In this context, perhaps the single biggest factor that will determine the direction of the stock market over the coming 3 months will be the next 3 weeks of the hurricane season. Let us explore this thesis in more detail below:

A) Hurricane Season: Oil prices have remained at elevated levels the past couple of years over geopolitical concerns and the extensive damage caused by hurricanes in the Gulf of Mexico region. So far this year, hurricane activity has been quiet — only 3 named-hurricanes so far vs. 10 last year. Mid-August to mid-September is peak season for hurricane activity, of which two weeks have already passed. If, and this is a big if, the season were to pass without any major incidents in the Gulf of Mexico reason, oil prices could be headed down sharply — towards $65 and maybe $60.
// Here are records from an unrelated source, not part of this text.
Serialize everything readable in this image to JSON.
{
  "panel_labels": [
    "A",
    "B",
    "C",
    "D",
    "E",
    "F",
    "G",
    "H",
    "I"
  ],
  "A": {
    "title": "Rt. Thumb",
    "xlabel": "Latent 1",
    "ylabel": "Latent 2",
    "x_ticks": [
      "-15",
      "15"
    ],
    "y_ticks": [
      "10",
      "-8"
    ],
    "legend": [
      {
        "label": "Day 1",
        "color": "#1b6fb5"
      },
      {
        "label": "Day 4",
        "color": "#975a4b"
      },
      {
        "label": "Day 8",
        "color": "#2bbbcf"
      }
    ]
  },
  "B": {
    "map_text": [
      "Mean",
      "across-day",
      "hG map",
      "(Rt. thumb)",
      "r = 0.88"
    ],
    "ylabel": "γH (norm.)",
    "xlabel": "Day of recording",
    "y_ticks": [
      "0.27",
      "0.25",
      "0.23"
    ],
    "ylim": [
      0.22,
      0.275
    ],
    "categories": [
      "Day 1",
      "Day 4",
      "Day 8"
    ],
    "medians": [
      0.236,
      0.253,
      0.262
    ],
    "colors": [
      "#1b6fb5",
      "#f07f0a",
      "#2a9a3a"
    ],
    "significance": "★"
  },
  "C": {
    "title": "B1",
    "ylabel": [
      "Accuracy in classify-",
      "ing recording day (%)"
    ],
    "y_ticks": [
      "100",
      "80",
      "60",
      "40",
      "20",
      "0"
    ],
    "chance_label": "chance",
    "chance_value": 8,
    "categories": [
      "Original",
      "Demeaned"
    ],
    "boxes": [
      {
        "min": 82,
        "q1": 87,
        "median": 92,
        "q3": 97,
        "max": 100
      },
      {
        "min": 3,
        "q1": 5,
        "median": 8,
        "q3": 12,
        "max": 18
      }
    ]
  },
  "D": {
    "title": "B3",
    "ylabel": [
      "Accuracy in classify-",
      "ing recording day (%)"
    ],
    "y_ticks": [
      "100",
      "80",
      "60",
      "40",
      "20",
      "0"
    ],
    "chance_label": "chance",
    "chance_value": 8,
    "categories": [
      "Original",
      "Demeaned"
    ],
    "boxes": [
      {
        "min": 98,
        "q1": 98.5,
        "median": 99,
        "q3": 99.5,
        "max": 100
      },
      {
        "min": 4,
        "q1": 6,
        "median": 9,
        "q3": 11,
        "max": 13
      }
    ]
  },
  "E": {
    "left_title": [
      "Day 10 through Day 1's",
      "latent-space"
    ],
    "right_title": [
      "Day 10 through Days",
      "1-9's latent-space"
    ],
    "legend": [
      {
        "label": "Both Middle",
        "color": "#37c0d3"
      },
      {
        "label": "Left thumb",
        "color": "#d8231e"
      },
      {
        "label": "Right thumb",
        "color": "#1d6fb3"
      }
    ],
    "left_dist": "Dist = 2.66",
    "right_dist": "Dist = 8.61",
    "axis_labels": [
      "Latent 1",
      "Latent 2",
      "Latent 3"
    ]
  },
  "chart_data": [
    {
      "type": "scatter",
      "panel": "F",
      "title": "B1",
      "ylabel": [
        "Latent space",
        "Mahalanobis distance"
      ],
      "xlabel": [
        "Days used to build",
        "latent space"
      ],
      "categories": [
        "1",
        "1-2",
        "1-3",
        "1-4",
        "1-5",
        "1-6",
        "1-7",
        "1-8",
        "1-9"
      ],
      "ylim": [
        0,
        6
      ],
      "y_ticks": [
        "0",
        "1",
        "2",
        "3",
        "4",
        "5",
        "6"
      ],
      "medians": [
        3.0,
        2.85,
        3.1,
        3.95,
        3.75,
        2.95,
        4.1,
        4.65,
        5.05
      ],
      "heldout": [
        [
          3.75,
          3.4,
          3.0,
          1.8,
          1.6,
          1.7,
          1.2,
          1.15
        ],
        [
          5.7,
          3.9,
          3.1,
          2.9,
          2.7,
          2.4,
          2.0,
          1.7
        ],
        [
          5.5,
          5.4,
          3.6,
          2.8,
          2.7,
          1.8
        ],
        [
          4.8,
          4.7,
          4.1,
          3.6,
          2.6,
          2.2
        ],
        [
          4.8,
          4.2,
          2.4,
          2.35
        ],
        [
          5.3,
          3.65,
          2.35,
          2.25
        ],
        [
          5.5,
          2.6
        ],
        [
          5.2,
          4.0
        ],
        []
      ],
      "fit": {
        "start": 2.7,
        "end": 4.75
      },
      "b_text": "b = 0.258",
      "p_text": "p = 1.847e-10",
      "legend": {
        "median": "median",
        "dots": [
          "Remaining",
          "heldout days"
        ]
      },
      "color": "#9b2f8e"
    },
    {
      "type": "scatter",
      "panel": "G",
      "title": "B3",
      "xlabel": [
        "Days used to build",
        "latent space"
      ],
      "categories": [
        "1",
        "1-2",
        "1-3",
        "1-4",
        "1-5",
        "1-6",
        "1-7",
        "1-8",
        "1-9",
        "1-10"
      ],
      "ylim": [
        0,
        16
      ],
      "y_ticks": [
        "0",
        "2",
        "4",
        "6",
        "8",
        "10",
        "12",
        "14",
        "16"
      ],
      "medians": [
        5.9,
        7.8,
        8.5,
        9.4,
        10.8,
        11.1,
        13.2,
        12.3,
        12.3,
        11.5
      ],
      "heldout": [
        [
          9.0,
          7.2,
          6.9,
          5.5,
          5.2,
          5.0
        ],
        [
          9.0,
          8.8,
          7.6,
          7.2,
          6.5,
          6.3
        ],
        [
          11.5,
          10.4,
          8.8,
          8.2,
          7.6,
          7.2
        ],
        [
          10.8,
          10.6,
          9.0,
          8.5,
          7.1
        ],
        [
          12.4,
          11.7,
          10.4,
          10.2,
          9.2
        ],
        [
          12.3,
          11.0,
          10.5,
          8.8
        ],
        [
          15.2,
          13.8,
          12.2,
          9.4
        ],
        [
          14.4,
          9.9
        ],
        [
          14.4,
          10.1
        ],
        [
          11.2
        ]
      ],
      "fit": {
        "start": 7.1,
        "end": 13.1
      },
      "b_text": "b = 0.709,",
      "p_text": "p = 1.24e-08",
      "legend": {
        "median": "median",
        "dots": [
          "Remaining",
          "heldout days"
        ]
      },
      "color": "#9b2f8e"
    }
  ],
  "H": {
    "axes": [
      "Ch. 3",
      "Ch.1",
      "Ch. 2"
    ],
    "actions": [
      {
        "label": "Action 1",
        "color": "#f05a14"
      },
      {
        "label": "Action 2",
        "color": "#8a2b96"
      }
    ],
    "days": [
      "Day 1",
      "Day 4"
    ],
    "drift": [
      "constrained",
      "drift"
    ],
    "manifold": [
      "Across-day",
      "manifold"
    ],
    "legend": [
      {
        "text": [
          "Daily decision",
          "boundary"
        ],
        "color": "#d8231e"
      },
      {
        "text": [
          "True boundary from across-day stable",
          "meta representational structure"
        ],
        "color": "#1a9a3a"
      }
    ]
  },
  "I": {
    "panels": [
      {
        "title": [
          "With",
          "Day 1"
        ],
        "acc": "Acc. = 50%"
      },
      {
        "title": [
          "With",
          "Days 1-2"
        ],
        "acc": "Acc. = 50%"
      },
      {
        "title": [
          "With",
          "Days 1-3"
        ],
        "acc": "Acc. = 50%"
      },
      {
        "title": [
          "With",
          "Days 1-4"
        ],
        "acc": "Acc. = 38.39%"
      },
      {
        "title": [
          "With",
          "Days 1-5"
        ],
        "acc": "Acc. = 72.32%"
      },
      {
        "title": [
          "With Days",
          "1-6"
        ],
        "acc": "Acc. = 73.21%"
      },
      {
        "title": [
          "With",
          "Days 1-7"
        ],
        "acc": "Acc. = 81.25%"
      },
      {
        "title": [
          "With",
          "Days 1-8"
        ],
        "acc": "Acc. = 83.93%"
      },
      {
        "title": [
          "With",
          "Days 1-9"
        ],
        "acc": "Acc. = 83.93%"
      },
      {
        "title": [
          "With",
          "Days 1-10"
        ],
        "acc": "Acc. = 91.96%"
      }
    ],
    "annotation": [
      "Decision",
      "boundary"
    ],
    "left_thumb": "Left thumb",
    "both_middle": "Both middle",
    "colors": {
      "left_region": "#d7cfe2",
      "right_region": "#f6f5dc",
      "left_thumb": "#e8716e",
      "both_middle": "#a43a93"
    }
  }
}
A quiet hurricane season will help in two ways: First, it will remove some of the supply-disruption risk inherent in current oil prices. Investors will realize that massive oil inventories have built-up over last year; more than enough to sufficiently address demand. Second, it will give the oil-infrastructure in the Gulf of Mexico region one additional year to recover from the battering it received from Katrina and Rita. This will further depress prices.

While considering headline risks, I don’t think the nuclear-standoff with Iran will result in a oil trade-embargo for 3 reasons: First, China and Russia will not support it. Second, Iran wants to reap benefit of $70/barrel oil. The last time Iran had an oil embargo, in 1952 (imposed by Great Britain), the country faced severe economic difficulties. Iran will posture, and get maximum concessions out of the UN, or perhaps the UN will slap some sanctions on Iran. And third, I doubt the Bush administration will risk $90 oil in an election-year when Republican prospects look shaky. If Bush does something on Iran, it will be in 2007.

B) The Fed: One can safely assume the Fed will not raise rates in September just 6 weeks after it stopped. August's core CPI of 0.2% bolsters this scenario. If oil prices start falling in mid-September due to the lack of hurricane damage, it will give the Fed further reason not to raise rates in its next meeting in October. The Fed will argue (in October) that a falling housing market is curbing demand and reducing inflation, and falling energy prices are further restraints to inflation.

C) Stock Market Reaction: If oil prices fall, helping the Fed remain firm in its stance, markets will rally. Investors will become less worried about consumer demand in the all-important holiday season, and visions of goldilocks may again emerge.

This is not to say that it will be an all-clear signal for 2007. A falling US housing market, resetting ARMs, the falling US dollar, etc. pose their own risks. But until Thanksgiving, we could get a 8%-10% rally in the stock markets, if the hurricane season will only leave us unharmed.